Pada tanggal 28 oktober 1928, 71 pemuda-pemudi mewakili berbagai organisasi bertemu di Batavia. Pertemuan itu menghasilkan deklarasi “Sumpah Pemuda”, yang dianggap sebagai salah satu tonggak sejarah Bangsa. Siapa yang tidak tahu peristiwa yang terjadi 88 tahun lalu tersebut. Tanggal peristiwanya pun diperingati setiap tahun. Tetapi, tidak banyak yang tahu ada kongres yang mendahuluinya, 10 tahun sebelumnya diadakan Kongres Kebudayaan.

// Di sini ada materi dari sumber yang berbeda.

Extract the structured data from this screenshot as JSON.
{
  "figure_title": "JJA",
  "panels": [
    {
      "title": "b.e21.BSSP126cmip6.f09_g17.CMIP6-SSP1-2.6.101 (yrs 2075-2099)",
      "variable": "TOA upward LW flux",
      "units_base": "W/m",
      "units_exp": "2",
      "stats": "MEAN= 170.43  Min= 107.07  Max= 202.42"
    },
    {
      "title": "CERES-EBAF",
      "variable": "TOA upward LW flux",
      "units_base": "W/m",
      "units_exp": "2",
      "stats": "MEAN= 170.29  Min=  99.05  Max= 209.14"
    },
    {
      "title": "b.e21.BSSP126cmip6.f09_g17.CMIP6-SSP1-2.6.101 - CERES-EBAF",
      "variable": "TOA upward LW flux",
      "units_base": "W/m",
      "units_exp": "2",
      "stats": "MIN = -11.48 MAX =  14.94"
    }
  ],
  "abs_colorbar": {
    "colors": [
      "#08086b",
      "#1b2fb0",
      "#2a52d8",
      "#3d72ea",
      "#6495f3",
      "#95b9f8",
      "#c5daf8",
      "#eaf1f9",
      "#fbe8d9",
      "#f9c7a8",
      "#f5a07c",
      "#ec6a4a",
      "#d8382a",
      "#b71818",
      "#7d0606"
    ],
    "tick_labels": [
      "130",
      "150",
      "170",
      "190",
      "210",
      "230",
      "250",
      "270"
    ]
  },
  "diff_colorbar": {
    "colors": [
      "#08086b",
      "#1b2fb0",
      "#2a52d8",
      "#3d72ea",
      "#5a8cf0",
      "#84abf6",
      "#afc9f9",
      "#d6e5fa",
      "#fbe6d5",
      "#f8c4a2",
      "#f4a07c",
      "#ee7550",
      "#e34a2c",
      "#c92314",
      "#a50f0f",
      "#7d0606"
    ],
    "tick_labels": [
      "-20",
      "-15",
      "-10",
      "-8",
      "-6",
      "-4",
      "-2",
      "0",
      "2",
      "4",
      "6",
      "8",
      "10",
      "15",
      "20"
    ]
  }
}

Peristiwa kongres kebudayaan (KK) yang diadakan di Surakarta tahun 1918 tersebut tidak dapat dipandang sebelah mata. Menurut Pemerhati Budaya, Nunus Supardi, KK pertama layak disejajarkan dengan kongres sumpah pemuda. Tiga peristiwa, berdirinya Budi Utomo (1908); kongres kebudayaan (1918); dan Sumpah Pemuda (1928), bak “manifest kebudayaan” di zaman penjajahan. Selain itu, menurut Prof. Rudolf Mrazek (dalam Engineers of Happy Land; Thechnology and Nasionalism in Colony), KK 1918 merupakan renaissance Bahasa dan budaya Jawa yang memuluskan jalan nasionalisme Indonesia.
Setelah KK pertama, tercatat telah dilakukan 15 kali kongres, dimulai dari KK 1919, 1921, 1924, 1926, 1929, 1937, 1948, 1951, 1954, 1957, 1960, 1991, 2003, 2008, dan 2013. Masing-masing kongres memiliki tujuan, tema, dan keputusan yang berbeda-beda. Peristiwa-peristiwa tersebut juga menunjukan perjalanan panjang dinamika dan pergulatan tentang arah kebudayaan Indonesia.
Hal-hal inilah yang melatar belakangi niat Nunus Supardi menyusun dokumentasi seluruh kongres dalam sebuah buku, berjudul “Bianglala Budaya”, dengan dukungan dari Direktorat Jenderal Kebudayaan. Menurutnya, perjalanan kongres kebudayaan penting untuk diketahui publik. Ia mengatakan bahwa Kebudayaan kini telah dipandang sebelah mata.
Senin, 5 September 2016 buku tersebut berkesempatan untuk di”bedah” di depan para mahasiswa Universitas Negeri Malang. Para pakar dan mahasiswa berdiskusi membahas perjalanan kebudayaan bangsa yang tergambar dalam buku tersebut. Acara tersebut bertepatan dengan gelaran Pekan Budaya Indonesia (PBI) 2016.
Buku dan bedah buku ini penting karena, seperti yang dikatakan oleh Bung Hatta, seumur hidup masalah kebudayaan tidak akan habis dikupas. Selalu muncul pertanyaan: Akan kemana kebudayaan kita?. Tapi Menjawab “kemana?” mungkin masih sulit. Jika pertanyaannya “dari mana?”, tampaknya tema PBI 2016 telah menjawab, “Dari pinggiran”.
Dan sejalan dengan tema PBI kedua ini, buku “Bianglala Budaya” juga telah memberi contoh kongkret “Dari pinggiran”, yaitu KK pertama. Lebih dari dua dasawarsa sebelum Indonesia merdeka, dari pinggiran Surakarta kita telah mulai merajut budaya Bangsa.